Question:
I have worked a bit with Kafka in the past and lately there is a requirement to port part of the data pipeline on AWS Kinesis Stream. Now I have read that Kinesis is effectively a fork of Kafka and share many similarities.
However I have failed to see how can we have multiple consumers reading from the same stream, each with their corresponding offset. There is a sequence number given to each data record, but I couldn’t find anything specific to consumer(Kafka group Id?).
Is it really possible to have different consumers with different ingestion rate over same AWS Kinesis Stream?
Answer:
Yes.
You can have multiple Kinesis Consumer Applications. Let’s say you have 2.
- First consumer application (I think it is “consumer group” in Kafka?) can be “first-app” and store it’s positions in the DynamoDB “first-app-table”. It can have as many nodes (ec2 instances) as you want.
- Second consumer application can also work on the same stream, and store it’s positions on another DynamoDB table let’s say “second-app-table”.
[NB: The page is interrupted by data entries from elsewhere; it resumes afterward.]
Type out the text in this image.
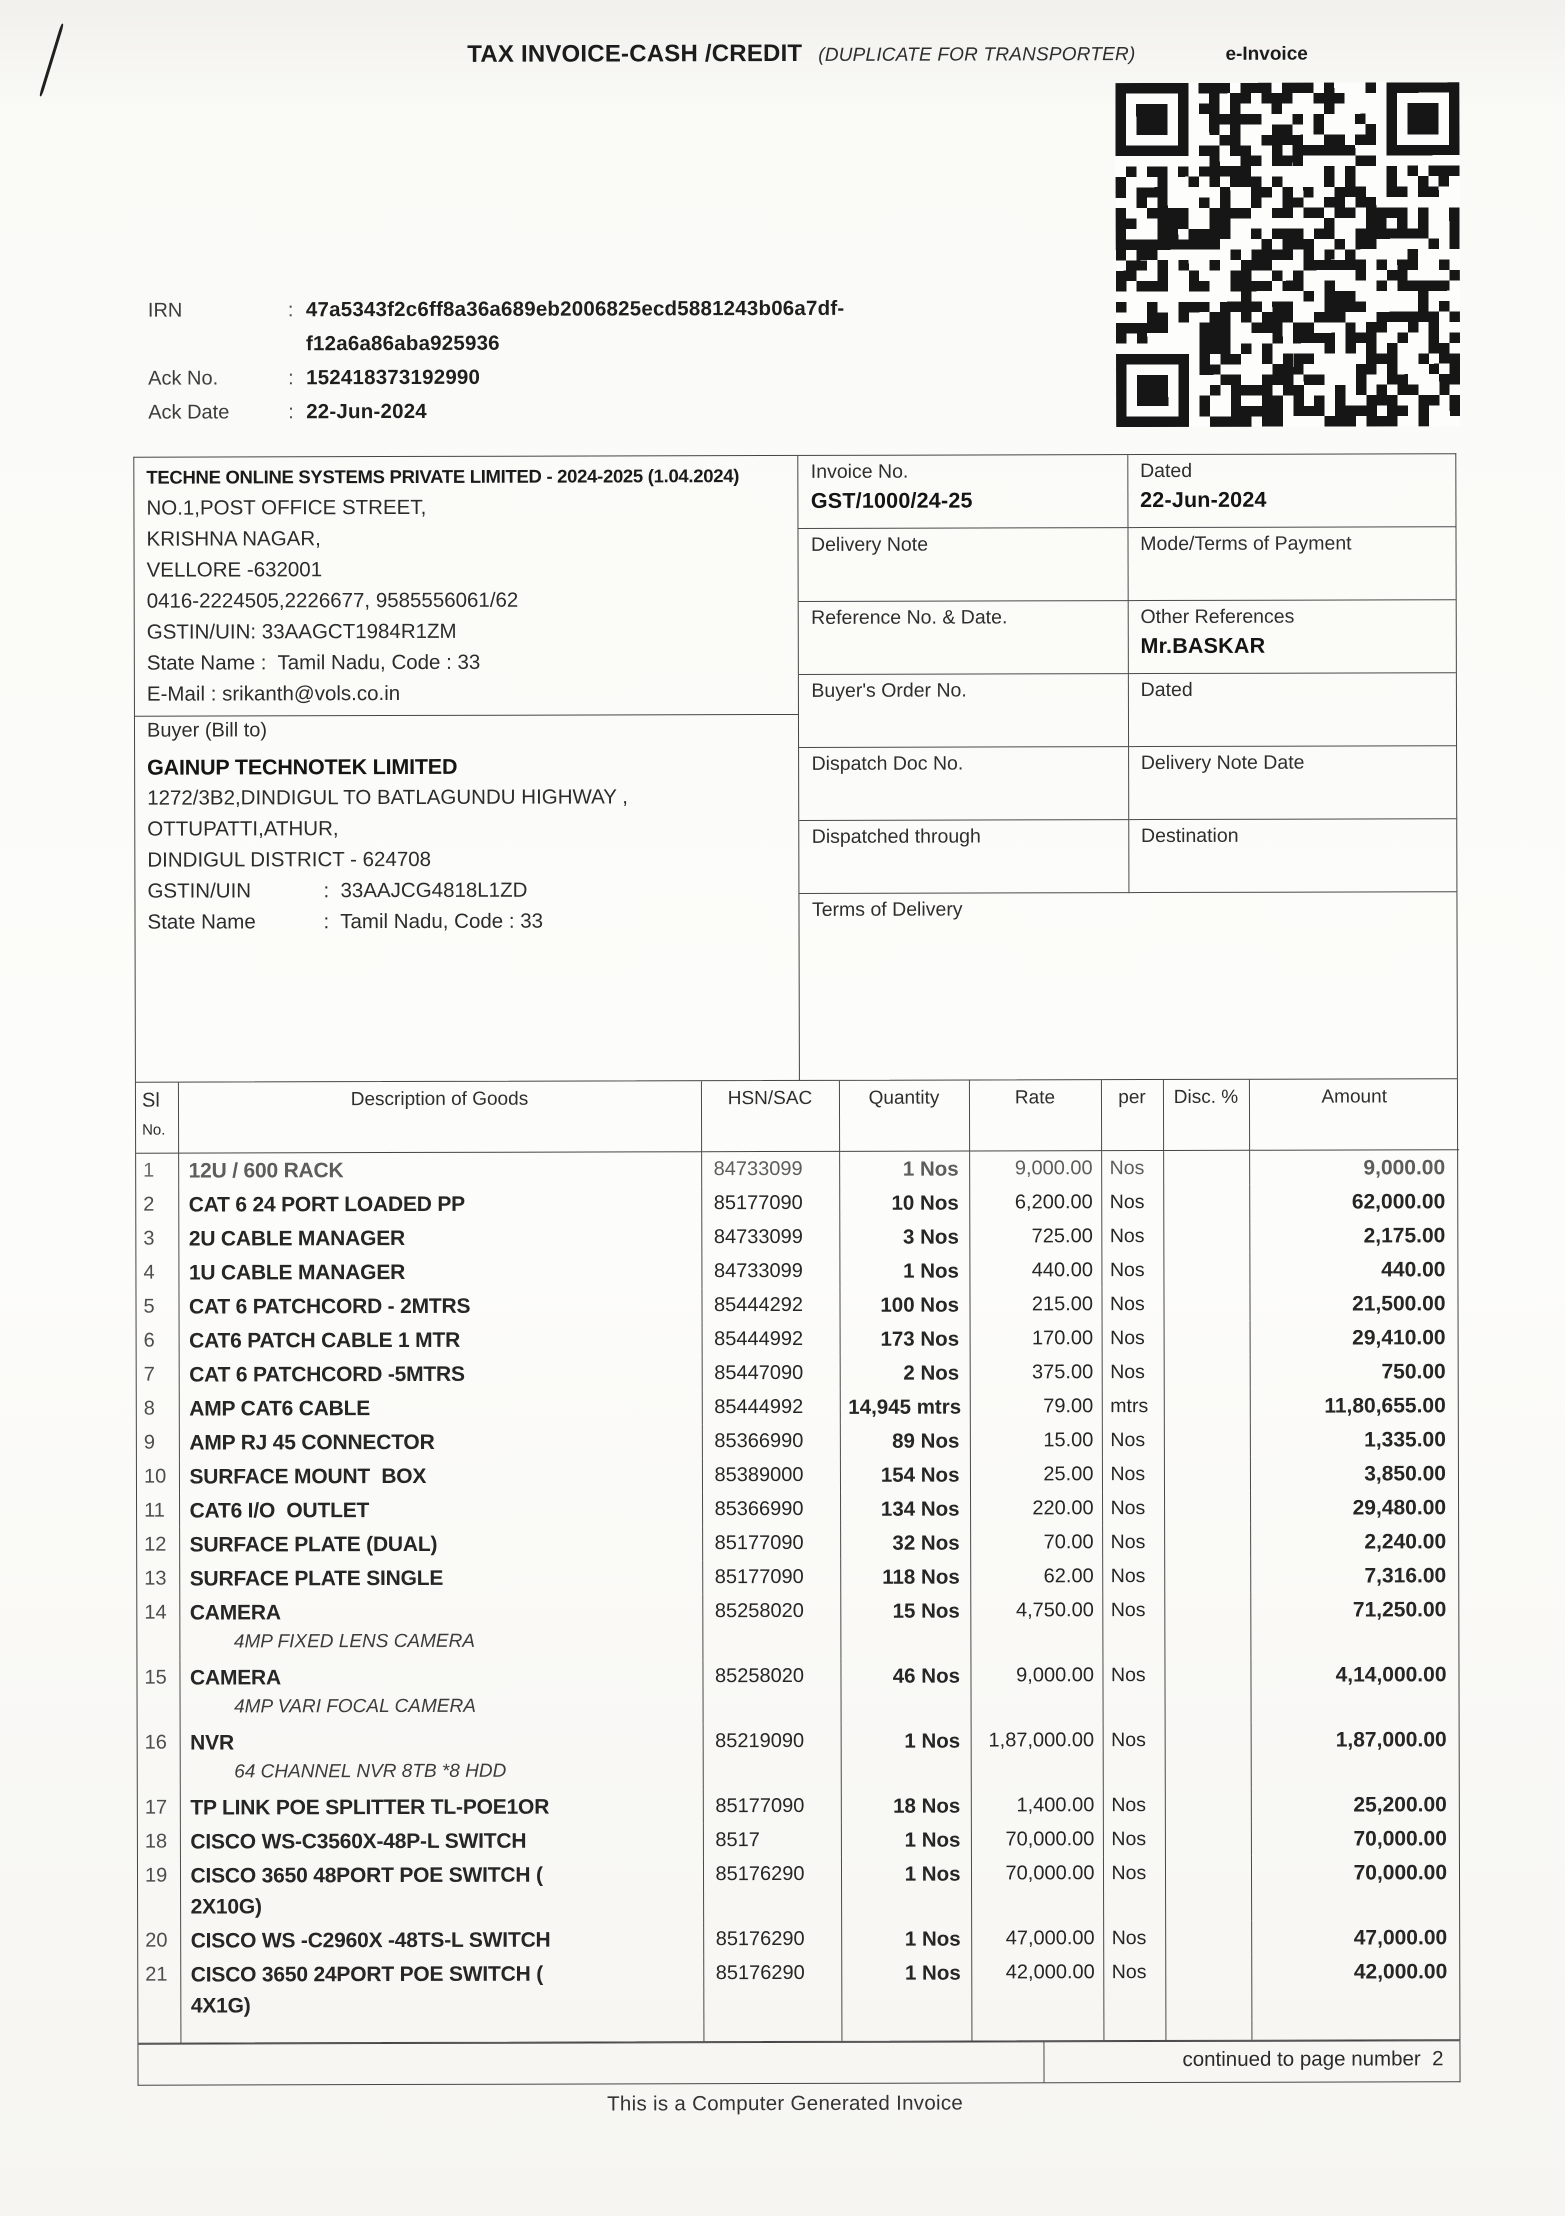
TAX INVOICE-CASH /CREDIT (DUPLICATE FOR TRANSPORTER)	e-Invoice
IRN	: 47a5343f2c6ff8a36a689eb2006825ecd5881243b06a7df-
f12a6a86aba925936
Ack No.	: 152418373192990
Ack Date	: 22-Jun-2024
TECHNE ONLINE SYSTEMS PRIVATE LIMITED - 2024-2025 (1.04.2024)
NO.1,POST OFFICE STREET,
KRISHNA NAGAR,
VELLORE -632001
0416-2224505,2226677, 9585556061/62
GSTIN/UIN: 33AAGCT1984R1ZM
State Name :  Tamil Nadu, Code : 33
E-Mail : srikanth@vols.co.in
Buyer (Bill to)
GAINUP TECHNOTEK LIMITED
1272/3B2,DINDIGUL TO BATLAGUNDU HIGHWAY ,
OTTUPATTI,ATHUR,
DINDIGUL DISTRICT - 624708
GSTIN/UIN	:  33AAJCG4818L1ZD
State Name	:  Tamil Nadu, Code : 33
Invoice No.
GST/1000/24-25
Dated
22-Jun-2024
Delivery Note	Mode/Terms of Payment
Reference No. & Date.	Other References
Mr.BASKAR
Buyer's Order No.	Dated
Dispatch Doc No.	Delivery Note Date
Dispatched through	Destination
Terms of Delivery
Sl
No.	Description of Goods	HSN/SAC	Quantity	Rate	per	Disc. %	Amount
1	12U / 600 RACK	84733099	1 Nos	9,000.00	Nos		9,000.00
2	CAT 6 24 PORT LOADED PP	85177090	10 Nos	6,200.00	Nos		62,000.00
3	2U CABLE MANAGER	84733099	3 Nos	725.00	Nos		2,175.00
4	1U CABLE MANAGER	84733099	1 Nos	440.00	Nos		440.00
5	CAT 6 PATCHCORD - 2MTRS	85444292	100 Nos	215.00	Nos		21,500.00
6	CAT6 PATCH CABLE 1 MTR	85444992	173 Nos	170.00	Nos		29,410.00
7	CAT 6 PATCHCORD -5MTRS	85447090	2 Nos	375.00	Nos		750.00
8	AMP CAT6 CABLE	85444992	14,945 mtrs	79.00	mtrs		11,80,655.00
9	AMP RJ 45 CONNECTOR	85366990	89 Nos	15.00	Nos		1,335.00
10	SURFACE MOUNT  BOX	85389000	154 Nos	25.00	Nos		3,850.00
11	CAT6 I/O  OUTLET	85366990	134 Nos	220.00	Nos		29,480.00
12	SURFACE PLATE (DUAL)	85177090	32 Nos	70.00	Nos		2,240.00
13	SURFACE PLATE SINGLE	85177090	118 Nos	62.00	Nos		7,316.00
14	CAMERA
4MP FIXED LENS CAMERA	85258020	15 Nos	4,750.00	Nos		71,250.00
15	CAMERA
4MP VARI FOCAL CAMERA	85258020	46 Nos	9,000.00	Nos		4,14,000.00
16	NVR
64 CHANNEL NVR 8TB *8 HDD	85219090	1 Nos	1,87,000.00	Nos		1,87,000.00
17	TP LINK POE SPLITTER TL-POE1OR	85177090	18 Nos	1,400.00	Nos		25,200.00
18	CISCO WS-C3560X-48P-L SWITCH	8517	1 Nos	70,000.00	Nos		70,000.00
19	CISCO 3650 48PORT POE SWITCH (
2X10G)	85176290	1 Nos	70,000.00	Nos		70,000.00
20	CISCO WS -C2960X -48TS-L SWITCH	85176290	1 Nos	47,000.00	Nos		47,000.00
21	CISCO 3650 24PORT POE SWITCH (
4X1G)	85176290	1 Nos	42,000.00	Nos		42,000.00

continued to page number  2
This is a Computer Generated Invoice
Each table will contain “what is the last processed position on shard X for app Y” information. So the 2 applications store checkpoints for the same shards in a different place, which makes them independent.
About the ingestion rate, there is a “idleTimeBetweenReadsInMillis” value in consumer applications using KCL, that is the polling interval for Amazon Kinesis API for Get operations. For example first application can have “2000” poll interval, so it will poll stream’s shards every 2 seconds to see if any new record came.
I don’t know Kafka well but as far as I remember; Kafka “partition” is “shard” in Kinesis, likewise Kafka “offset” is “sequence number” in Kinesis. Kinesis Consumer Library uses the term “checkpoint” for the stored sequences. Like you said, the concepts are similar.